Threads tabı bir diğer hayat kurtaran tabdır. Yani en azından bizim için öyle olmuştur. Figure 4'te gördüğünüz ekranlarda JVM içerisinde yer alan thread listesini ve bunun tomcat ile ilgili olan (yani web servlet aracılığı ile gelen) thread listesini görebilirsiniz. Aşağıdaki filter kısmına thread ile ilgili belirleyici bir kaç harf giriyorsunuz ve ta-tam, thread'leriniz listeleniyor. Bundan sonra yapmanız gereken sadece hangi threadin detayını görmek istiyorsanız ona tıklamak. Eh artık biraz da stack trace'den neler çıkarabileceğimize kalıyor iş.

Figure 4

MBean'ler ve invocation'ları ile ilgili bilgileri Figure 5'teki MBeans tabında bulabilirsiniz. Bu tab içerisinde soldaki navigasyonda erişebildiğiniz mbean'leri ve bu mbean'lerin metodlarını bulabilirsiniz. Eğer az çok JBoss'un JMX console'una aşina iseniz, bu ekran sizin için hayli güzel şeyler içerebilir. Ben örnek olarak Threading'i seçtim. e


Figure 5




Son tabımız ise Figure 6'da da gördüğünüz gibi VM tabı, biraz summary tabına benzesede burada bulacağınız bilgiler de gayet kullanışlı olacaktır. Bu bilgiler sırasıyla, JVM'in hangi Java versiyonu ile çalıştığı bilgisi, çalışan JVM'in process numarası (name kısmında @ işaretinden hemen önce), kullandığınız JVM argümanlarının tam bir listesi, çalışan JVM'in classpath'i boot classpath'i gibi faydalı bilgiler bazı diğer makine konfigürasyonu bilgileridir.


Figure 6

Bu yazıya ek olarak belirtmekte fayda göreceğim birkaç nokta var. JDK 6.0 ile birlikte gelen JConsole içerisinde JVM'in makine üzerinde yarattığı CPU yükünü takib edebiliyorsunuz. Yani yeni bir özellik olarak CPU izleyebilme eklenmiş. Summary tabı ile VM tabı birleştirilmiş. Bunun yerine ilk açtığınızda karşınıza Memory, Threads, CPU ve Classloading'den oluşan dörtlü basit bir monitor geliyor. Hmm bir de JDK 6.0 üzerindeki JConsole'a yazılmış birkaç tane eklenti gördüm. JDK 5.0'daki JConsole'da yoktu, ya da ben rastlamadım.

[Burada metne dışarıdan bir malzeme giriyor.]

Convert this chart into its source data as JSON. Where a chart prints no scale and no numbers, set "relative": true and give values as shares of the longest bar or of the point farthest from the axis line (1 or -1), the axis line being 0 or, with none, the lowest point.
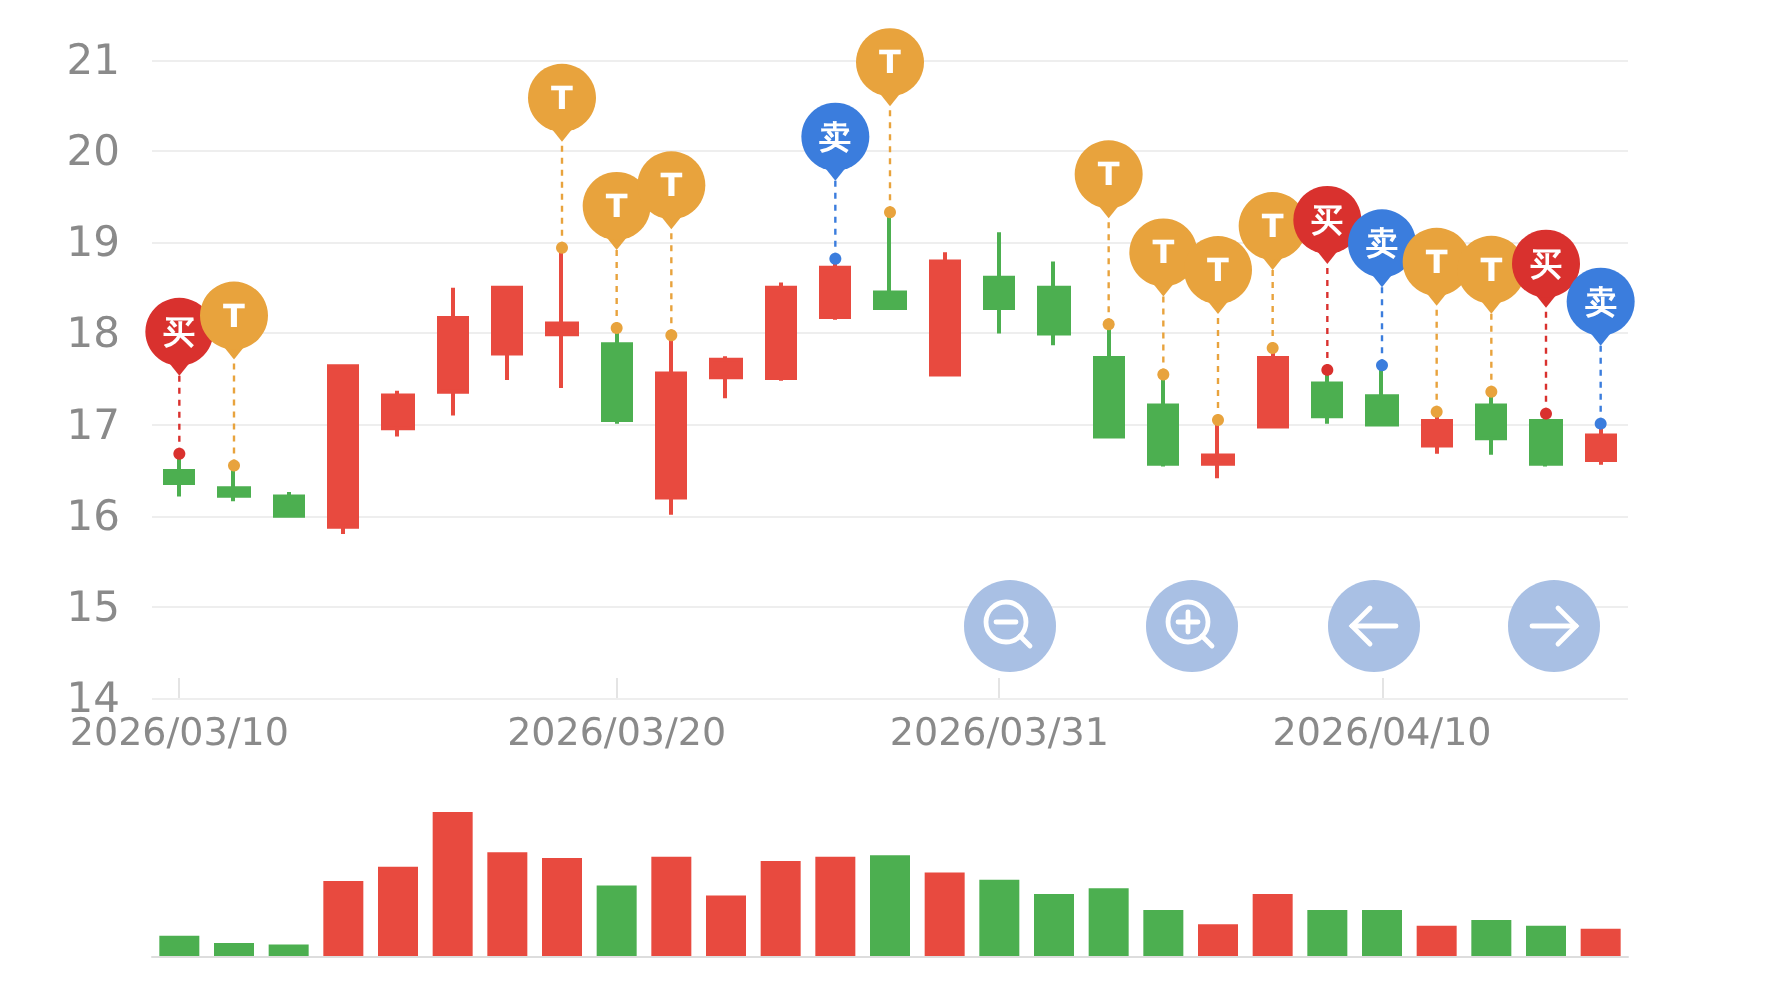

Bu kadar kolay ve rahat kullanılabilen bir aracın neler yapabildiğini anlatmaya çalıştım. Bu durumda şunu söyleyebilirim, ne şekilde olursa olsun, sistemleri gözlemlemek, hem sistemin doğasını anlamanıza yardımcı olur, hem de sistemi mevcut durumundan daha iyi bir düzeye getirmek için elinizde bulgular olmasını sağlar.

Wednesday, July 25, 2007

JConsole ile Performans Gözlem - Part 1

Performans Gözlemlemek sistemler için vazgeçilmez bir kavramdır. Bir sistemde oluşan sorunlar kadar, oluşabilecek sorunları önceden tahmin edebilmek de hayati bir aksiyondur. Sorun oluştuğu esnada sistemin parametrelerini gözlemleyebilmek ve sorunun sebebini bulmak hayat bile kurtarabilir.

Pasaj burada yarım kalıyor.